To read the body as text, is to bear witness to its parts; scanning each part with breath to see where the breath flows freely and where it gets stuck. Wonder about the sticky parts. My way of learning to read my body as a sacred text came by way of experiencing such extended, chronic pain I had no choice but to look beneath my outward symptoms.

I was diagnosed with an underactive thyroid at age 24. I also had a Melanoma at the same age I was diagnosed with Hypothyroidism. I was fortunate that my Melanoma was caught early. While, I have an enormous scar on my back from removing both the cancer and every cell of skin around it, I was deeply grateful it was not in the realm of chemo or radiation. About three years prior to these diagnoses, I had a painful case of shingles, I began breaking out on my face with acne with which I had never before struggled, and I developed an ulcer. I was still in undergrad, age 21. I never once stopped to wonder how I was doing psychologically. I lived in the great split; where mind and body live separately. I went to the necessary Doctors to get the medications I needed to resolve these irritations that were creating pain and slowing my pace. See, I was in a hurry to graduate, get a high paying job because I had a single mother with Chronic Progressive Multiple Sclerosis for whom I was caring. I tended to her until I was able, but once a person reaches stage 4 level care, the professionals are required. She was stage 4 for five years, bed ridden; always with a smile on her face. Memory is such an interesting feature of our beings. I remember exactly what her smile looked like, how expansive and accepting, the shape of her lips, her perfect teeth, the way she smelled, her softest of hands, and the constant twinkle in her sea, blue eyes. Even MS couldn’t erase those features. At the time, I was pretty on my own with her situation; leaving work every evening to cook meals for her and do laundry. I did this for years. So, I was ready to bust my ass our of school and attend to the person who had been my biggest champion, the one who celebrated the successes I kept private, who I told my secrets to, and in who’s company I knew my heart was safe.

I graduated and went on to get a job at Microsoft in 1992. I made great money, was awarded more stock options than I deserved due to continual, high reviews, and receiving favor from my boss who had me on an upward trajectory of which he spoke to me often. The thing was, I was miserable working there. It was not representative of the world I wanted to inhabit. It was competitive. I’m collaborative. There were huge gender disparities within the corporate structure. I often heard higher ups reaming people out for their stupidity, reminding them of how lucky they were to be there. It felt like everyone there was on the spectrum of extreme type A, always needing to be right. People within the culture were very linear, rigid in thought, and there was the sense that people were desirous of outsmarting their peers. Everything was urgent.
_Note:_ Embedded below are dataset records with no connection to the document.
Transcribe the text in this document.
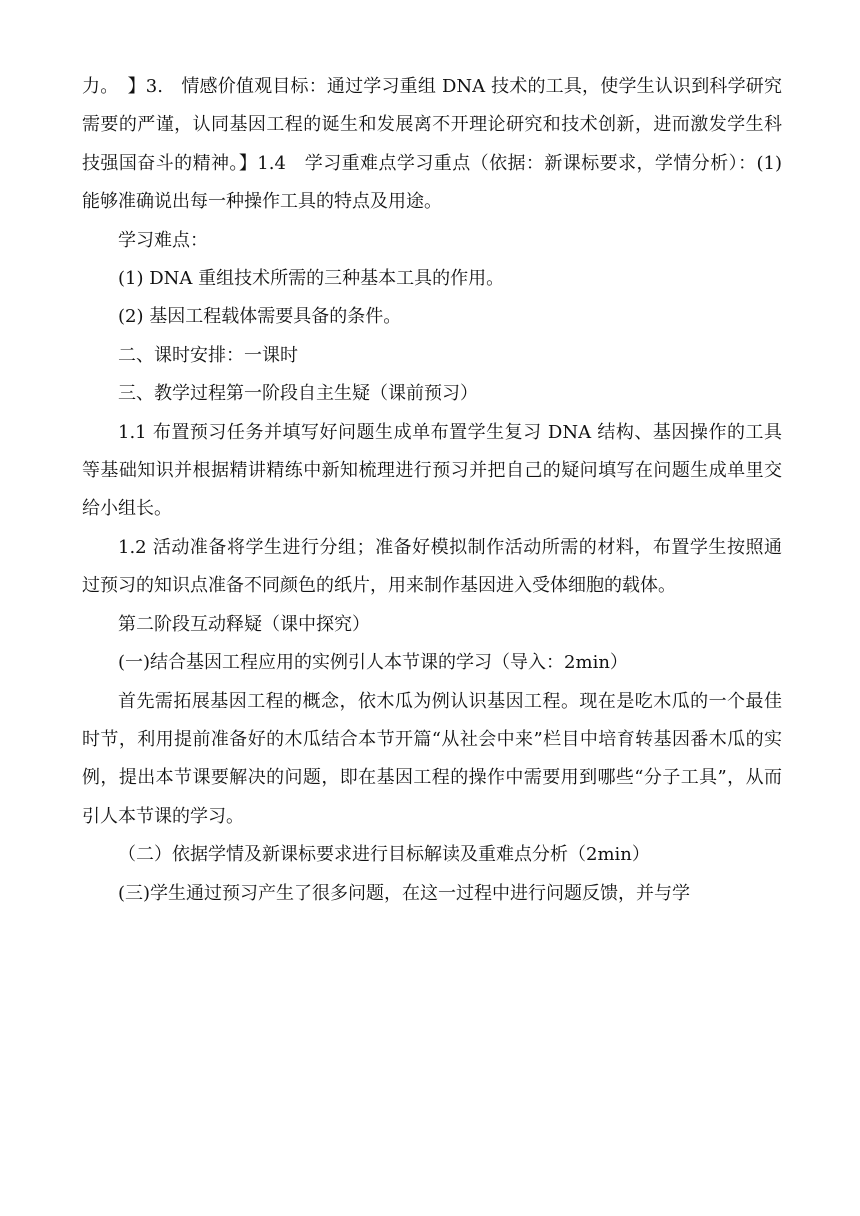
力。　】3.　情感价值观目标：通过学习重组 DNA 技术的工具，使学生认识到科学研究需要的严谨，认同基因工程的诞生和发展离不开理论研究和技术创新，进而激发学生科技强国奋斗的精神。】1.4　学习重难点学习重点（依据：新课标要求，学情分析）：(1) 能够准确说出每一种操作工具的特点及用途。

学习难点：

(1) DNA 重组技术所需的三种基本工具的作用。

(2) 基因工程载体需要具备的条件。

二、课时安排：一课时

三、教学过程第一阶段自主生疑（课前预习）

1.1 布置预习任务并填写好问题生成单布置学生复习 DNA 结构、基因操作的工具等基础知识并根据精讲精练中新知梳理进行预习并把自己的疑问填写在问题生成单里交给小组长。

1.2 活动准备将学生进行分组；准备好模拟制作活动所需的材料，布置学生按照通过预习的知识点准备不同颜色的纸片，用来制作基因进入受体细胞的载体。

第二阶段互动释疑（课中探究）

(一)结合基因工程应用的实例引人本节课的学习（导入：2min）

首先需拓展基因工程的概念，依木瓜为例认识基因工程。现在是吃木瓜的一个最佳时节，利用提前准备好的木瓜结合本节开篇“从社会中来”栏目中培育转基因番木瓜的实例，提出本节课要解决的问题，即在基因工程的操作中需要用到哪些“分子工具”，从而引人本节课的学习。

（二）依据学情及新课标要求进行目标解读及重难点分析（2min）

(三)学生通过预习产生了很多问题，在这一过程中进行问题反馈，并与学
It was an uncanny receptacle of profound Egomaniacs (however in Psychology its known that the bigger a person must make themselves appear, the less developed their ego structure, meaning their insides are fragile). I knew from peers working elsewhere who had Microsoft as their sales account, that it had the reputation of extreme arrogance. Kudos to all that worked and work there and have found it to be a great fit. It just wasn’t my fit. Proof of this was that prior to getting that job along with the realization of how sick my mom was becoming (bed ridden), I had filled out paperwork to join the Peace Corps and been accepted.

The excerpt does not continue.